Todd Muslow on Why Documentation Standards Define Audit Readiness
Todd Muslow
Audit readiness is not a state that organizations achieve in response to notice. Todd Muslow consistently explains that the documentation standards maintained during the normal course of business determine how effectively an organization can respond when questions are raised — whether by the IRS, a state tax authority, a lender, or an internal stakeholder.
Documentation serves a specific purpose in the tax and accounting context. It substantiates the positions taken on filed returns and the figures reported in financial statements. A deduction claimed without supporting documentation is a deduction at risk. An income figure reported without underlying records creates unnecessary exposure.
The standard for documentation varies by item. Business meal and entertainment expenses require a record of amount, date, location, business purpose, and the individuals involved. Vehicle use requires a contemporaneous mileage log. Home office deductions require defined space measurements and business use substantiation. These are not bureaucratic requirements. They reflect the rules that determine whether a deduction survives scrutiny.

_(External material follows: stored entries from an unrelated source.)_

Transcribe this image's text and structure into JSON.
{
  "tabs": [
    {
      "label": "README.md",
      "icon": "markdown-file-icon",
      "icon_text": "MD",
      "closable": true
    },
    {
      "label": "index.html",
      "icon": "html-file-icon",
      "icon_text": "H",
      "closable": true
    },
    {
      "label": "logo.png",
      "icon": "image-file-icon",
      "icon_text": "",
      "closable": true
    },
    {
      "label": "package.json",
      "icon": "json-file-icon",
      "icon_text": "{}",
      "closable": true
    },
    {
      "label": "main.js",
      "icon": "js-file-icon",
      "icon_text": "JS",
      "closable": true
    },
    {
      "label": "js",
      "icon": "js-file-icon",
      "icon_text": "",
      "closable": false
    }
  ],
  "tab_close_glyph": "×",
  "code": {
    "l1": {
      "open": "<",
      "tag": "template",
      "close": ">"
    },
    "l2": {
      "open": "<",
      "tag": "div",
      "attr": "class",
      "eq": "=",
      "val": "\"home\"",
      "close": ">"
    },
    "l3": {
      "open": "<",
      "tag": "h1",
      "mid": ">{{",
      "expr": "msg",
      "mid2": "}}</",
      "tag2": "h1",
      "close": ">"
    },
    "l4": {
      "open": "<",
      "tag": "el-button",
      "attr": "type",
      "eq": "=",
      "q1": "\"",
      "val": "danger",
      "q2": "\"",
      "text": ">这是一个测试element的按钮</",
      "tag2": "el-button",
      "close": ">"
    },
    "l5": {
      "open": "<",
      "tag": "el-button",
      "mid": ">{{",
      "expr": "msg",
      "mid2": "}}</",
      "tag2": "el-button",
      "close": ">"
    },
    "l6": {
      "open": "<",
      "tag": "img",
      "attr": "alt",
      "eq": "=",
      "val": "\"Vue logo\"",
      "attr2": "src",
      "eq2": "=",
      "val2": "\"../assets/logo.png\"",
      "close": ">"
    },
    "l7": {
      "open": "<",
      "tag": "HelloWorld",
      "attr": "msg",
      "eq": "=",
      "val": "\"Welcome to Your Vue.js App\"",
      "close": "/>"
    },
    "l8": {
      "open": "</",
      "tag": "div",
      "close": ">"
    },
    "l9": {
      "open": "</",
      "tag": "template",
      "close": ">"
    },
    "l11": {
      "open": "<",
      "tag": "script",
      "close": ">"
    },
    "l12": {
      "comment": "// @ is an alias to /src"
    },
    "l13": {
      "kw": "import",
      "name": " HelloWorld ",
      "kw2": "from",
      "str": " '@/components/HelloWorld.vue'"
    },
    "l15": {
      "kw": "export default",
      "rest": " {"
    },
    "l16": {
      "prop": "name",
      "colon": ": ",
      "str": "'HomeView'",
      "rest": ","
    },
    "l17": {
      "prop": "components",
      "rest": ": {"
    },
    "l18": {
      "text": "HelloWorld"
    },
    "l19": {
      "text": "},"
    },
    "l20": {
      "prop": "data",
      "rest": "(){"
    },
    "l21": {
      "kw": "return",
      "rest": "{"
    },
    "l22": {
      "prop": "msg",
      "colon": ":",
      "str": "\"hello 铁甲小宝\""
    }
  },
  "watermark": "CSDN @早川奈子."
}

Todd Muslow emphasizes that documentation discipline is most sustainable when it is built into routine rather than applied retroactively. Gathering records months after a transaction has occurred is more difficult and less reliable than capturing them at the time. Systems that support consistent capture — whether paper-based, cloud-based, or integrated with accounting software — reduce the burden while strengthening the record.
Retention periods matter as well. Different records carry different retention requirements under federal and state guidelines. Tax returns and supporting documentation, corporate records, employment records, and property records each have defined timelines. A retention policy that reflects applicable requirements reduces both storage burden and the risk of having records unavailable when needed.
Todd Muslow approaches documentation as a discipline that protects both the taxpayer and the preparer. Clear, organized, and contemporaneously gathered records are not simply a defense against examination. They are evidence of responsible financial management that supports credibility in every professional context.